Using the published area under the concentration-time curve from time zero to 24 h (AUC0–24) of 47.59 ± 7.85 mg · h/liter for the currently approved dose of AFX (i.e., a 200-mg daily dose following a 400-mg loading dose) and protein binding of 17.5%, the unbound fAUC0–24/MIC ratio for the wild-type MICs of 0.064 to 1 μg/ml would range from 613.46 ± 101.19 h to 39.26 ± 6.48 h (42, 43). Although there is no consensus on the precise fAUC0–24/MIC ratio that best predicts in vivo efficacy, ratios of >100 at the upper end of the wild-type distribution are likely required to maximize clinical success (44, 45). Given that the currently recommended dose of AFX is unusually low (probably because of a narrow clinical indication) compared with the doses of the other fluoroquinolones used to treat tuberculosis, the target fAUC0–24/MIC of >100 at an increased dose is likely achievable, but this would have to be evaluated in clinical trials, where side effects would have to be monitored carefully.

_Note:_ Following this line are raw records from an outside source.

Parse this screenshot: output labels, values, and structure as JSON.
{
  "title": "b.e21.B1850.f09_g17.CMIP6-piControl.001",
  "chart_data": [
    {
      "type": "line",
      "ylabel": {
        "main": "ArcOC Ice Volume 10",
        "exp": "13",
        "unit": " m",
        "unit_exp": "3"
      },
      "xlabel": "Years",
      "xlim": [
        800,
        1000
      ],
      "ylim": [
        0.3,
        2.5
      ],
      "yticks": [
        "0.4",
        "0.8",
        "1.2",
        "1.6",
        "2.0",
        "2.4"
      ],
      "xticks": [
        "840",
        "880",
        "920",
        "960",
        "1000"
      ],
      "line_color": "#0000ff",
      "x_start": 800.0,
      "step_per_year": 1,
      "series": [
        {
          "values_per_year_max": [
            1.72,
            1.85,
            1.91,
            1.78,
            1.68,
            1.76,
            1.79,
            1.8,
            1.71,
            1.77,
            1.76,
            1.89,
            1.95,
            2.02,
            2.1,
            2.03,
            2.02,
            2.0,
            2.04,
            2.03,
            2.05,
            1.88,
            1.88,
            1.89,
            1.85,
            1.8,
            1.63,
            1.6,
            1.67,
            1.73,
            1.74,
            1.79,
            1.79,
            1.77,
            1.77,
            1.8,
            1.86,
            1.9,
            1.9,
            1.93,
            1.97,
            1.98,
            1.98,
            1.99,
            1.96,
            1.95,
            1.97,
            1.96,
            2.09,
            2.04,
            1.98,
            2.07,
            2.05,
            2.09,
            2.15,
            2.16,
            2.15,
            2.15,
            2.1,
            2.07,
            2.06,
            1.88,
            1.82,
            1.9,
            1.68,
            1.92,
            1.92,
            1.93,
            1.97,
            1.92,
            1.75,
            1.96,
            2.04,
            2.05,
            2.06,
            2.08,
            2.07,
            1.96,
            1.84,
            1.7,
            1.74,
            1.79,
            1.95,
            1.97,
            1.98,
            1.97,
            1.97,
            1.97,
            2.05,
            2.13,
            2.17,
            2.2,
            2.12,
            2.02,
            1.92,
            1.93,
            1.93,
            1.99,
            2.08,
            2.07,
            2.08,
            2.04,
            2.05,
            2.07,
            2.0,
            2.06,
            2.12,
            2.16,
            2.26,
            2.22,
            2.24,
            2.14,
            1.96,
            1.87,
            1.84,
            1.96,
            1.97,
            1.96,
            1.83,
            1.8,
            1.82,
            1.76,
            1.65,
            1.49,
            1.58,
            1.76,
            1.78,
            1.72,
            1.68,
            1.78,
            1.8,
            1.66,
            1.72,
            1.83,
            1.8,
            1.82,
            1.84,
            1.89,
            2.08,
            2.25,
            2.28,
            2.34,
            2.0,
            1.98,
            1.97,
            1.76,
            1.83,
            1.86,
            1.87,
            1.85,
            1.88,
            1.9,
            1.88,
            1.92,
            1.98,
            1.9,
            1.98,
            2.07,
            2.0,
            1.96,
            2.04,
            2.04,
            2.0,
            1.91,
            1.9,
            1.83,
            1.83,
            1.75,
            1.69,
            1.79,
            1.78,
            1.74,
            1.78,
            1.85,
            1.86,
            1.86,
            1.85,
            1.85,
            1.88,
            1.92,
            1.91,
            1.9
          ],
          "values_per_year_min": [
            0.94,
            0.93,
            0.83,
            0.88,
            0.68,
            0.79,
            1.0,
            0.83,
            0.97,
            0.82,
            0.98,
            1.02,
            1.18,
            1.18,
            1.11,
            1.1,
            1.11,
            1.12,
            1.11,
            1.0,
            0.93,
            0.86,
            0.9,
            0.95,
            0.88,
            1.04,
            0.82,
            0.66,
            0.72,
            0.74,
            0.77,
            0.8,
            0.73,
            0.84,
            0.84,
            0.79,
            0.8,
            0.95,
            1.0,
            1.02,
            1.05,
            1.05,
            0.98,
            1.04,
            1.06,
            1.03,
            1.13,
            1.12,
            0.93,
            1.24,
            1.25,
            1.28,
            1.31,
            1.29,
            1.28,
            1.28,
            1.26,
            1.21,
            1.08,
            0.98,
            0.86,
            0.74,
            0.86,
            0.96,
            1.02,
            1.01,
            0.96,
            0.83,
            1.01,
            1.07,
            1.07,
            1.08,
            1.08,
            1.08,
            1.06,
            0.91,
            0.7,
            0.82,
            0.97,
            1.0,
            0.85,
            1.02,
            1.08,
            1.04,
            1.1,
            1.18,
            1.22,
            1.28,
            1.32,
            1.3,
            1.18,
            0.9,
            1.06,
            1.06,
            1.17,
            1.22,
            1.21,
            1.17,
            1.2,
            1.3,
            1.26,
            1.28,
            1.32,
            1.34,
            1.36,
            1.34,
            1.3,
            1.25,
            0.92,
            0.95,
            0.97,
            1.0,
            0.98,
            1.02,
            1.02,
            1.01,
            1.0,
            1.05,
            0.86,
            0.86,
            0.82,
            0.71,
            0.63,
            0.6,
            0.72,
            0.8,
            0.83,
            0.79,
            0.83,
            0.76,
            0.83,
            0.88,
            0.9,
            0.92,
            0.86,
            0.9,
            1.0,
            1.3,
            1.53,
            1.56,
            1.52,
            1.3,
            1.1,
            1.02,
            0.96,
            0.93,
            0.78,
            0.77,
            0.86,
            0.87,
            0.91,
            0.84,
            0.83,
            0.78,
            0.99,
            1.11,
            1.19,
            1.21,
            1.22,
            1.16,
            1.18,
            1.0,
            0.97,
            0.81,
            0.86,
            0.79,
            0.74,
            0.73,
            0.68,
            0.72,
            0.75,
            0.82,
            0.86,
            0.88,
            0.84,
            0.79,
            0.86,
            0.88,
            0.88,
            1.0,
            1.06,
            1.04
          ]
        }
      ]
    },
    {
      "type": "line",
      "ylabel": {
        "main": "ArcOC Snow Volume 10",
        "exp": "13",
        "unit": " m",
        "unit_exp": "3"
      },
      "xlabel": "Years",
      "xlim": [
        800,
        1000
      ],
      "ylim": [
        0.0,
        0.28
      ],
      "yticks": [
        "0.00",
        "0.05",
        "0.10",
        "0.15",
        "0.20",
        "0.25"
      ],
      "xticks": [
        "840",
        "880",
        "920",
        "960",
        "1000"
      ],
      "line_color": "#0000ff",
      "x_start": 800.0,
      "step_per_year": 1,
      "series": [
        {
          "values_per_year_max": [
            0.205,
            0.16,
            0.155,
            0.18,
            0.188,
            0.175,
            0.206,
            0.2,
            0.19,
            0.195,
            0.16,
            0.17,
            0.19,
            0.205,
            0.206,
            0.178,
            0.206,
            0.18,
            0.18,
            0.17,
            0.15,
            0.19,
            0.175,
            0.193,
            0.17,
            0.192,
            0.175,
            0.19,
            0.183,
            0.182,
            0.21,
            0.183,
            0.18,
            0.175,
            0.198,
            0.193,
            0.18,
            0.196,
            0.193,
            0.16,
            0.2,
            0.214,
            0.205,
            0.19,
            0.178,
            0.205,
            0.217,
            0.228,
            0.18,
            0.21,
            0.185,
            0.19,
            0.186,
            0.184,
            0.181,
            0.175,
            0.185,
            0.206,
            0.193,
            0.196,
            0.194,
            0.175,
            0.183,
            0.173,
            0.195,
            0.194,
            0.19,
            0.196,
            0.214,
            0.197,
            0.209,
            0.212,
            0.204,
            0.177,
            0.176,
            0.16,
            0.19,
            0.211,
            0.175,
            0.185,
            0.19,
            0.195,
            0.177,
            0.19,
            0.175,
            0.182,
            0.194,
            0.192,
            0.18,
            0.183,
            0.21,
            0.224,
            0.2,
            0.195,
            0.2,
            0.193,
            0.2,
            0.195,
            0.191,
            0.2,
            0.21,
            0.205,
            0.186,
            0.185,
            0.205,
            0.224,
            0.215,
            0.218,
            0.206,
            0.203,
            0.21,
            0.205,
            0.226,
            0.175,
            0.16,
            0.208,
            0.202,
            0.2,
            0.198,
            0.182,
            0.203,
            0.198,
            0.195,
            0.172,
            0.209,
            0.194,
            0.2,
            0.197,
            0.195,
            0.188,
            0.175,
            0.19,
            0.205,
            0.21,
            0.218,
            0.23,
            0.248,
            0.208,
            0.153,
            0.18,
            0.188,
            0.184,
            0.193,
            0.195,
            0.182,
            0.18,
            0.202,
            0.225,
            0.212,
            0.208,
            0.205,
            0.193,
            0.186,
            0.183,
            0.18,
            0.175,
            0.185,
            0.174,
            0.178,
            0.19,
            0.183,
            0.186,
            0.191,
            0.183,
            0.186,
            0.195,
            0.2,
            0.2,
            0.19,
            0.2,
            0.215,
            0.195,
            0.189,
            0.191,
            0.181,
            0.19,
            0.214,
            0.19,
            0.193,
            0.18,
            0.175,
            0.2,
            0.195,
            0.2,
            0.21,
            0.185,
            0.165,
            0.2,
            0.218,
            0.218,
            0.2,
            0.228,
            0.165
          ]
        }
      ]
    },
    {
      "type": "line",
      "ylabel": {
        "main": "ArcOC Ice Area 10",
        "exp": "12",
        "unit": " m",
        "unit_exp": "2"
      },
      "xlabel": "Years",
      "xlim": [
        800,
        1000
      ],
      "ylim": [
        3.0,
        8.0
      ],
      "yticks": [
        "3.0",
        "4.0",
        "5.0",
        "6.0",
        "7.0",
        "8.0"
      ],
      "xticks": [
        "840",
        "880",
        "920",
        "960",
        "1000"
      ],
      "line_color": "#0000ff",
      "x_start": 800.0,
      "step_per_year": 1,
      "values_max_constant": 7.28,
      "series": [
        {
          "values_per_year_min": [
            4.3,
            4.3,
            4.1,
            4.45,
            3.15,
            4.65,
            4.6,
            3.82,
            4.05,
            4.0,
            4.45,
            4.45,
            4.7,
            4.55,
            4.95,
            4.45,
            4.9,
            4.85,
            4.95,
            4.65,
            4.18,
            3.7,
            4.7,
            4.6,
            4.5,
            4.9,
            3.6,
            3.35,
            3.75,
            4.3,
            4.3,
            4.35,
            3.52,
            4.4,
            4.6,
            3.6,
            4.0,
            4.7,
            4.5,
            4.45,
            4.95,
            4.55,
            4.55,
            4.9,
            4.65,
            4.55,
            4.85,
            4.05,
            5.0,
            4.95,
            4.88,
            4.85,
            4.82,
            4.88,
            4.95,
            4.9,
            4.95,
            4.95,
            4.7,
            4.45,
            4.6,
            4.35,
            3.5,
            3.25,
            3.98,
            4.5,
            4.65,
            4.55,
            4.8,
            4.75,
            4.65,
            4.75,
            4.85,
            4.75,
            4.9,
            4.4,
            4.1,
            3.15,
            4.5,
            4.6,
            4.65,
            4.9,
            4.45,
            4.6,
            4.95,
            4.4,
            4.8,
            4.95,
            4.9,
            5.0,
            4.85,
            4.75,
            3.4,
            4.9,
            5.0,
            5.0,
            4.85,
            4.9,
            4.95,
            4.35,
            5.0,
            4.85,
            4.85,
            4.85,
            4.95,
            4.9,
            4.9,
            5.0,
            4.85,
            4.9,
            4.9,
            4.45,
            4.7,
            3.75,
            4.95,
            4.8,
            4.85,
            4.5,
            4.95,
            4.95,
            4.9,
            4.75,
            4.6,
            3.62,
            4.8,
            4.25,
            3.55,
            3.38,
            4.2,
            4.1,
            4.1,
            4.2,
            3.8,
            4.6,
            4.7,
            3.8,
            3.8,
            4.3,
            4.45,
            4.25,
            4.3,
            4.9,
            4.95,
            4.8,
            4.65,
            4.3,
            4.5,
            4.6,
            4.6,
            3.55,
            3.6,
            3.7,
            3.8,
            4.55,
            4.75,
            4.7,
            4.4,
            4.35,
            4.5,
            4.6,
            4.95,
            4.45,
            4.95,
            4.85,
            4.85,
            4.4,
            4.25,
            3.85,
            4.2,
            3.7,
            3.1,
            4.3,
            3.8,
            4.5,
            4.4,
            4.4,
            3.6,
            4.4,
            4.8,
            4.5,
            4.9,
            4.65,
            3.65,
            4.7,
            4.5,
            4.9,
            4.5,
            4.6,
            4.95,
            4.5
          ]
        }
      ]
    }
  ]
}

Our study also has implications for DST for OFX on LJ. Although the absolute concentration method has not been validated by the WHO for second-line drugs, it is used clinically with the CC recommended for the proportion method (29). In our case, we employed a CC of 2 μg/ml, which corresponded to the old CC for this drug for the proportion method, which the WHO recently increased to 4 μg/ml, although the rationale for this change is unclear (29). In light of the excellent correlation between the LJ DST results and MABA MICs for all four fluoroquinolones, which is in line with the findings of previous studies, this suggested that the revised CC is likely too high for the absolute concentration method, resulting in non-wild-type strains being misclassified as wild type (46, 47). This, together with prior studies that raised doubts regarding the validity of some CCs, underlined the fact that the WHO should start to apply modern microbiological principles and, crucially, to publish the evidence used to set CCs, as has been the case for EUCAST for many years (12, 27, 39).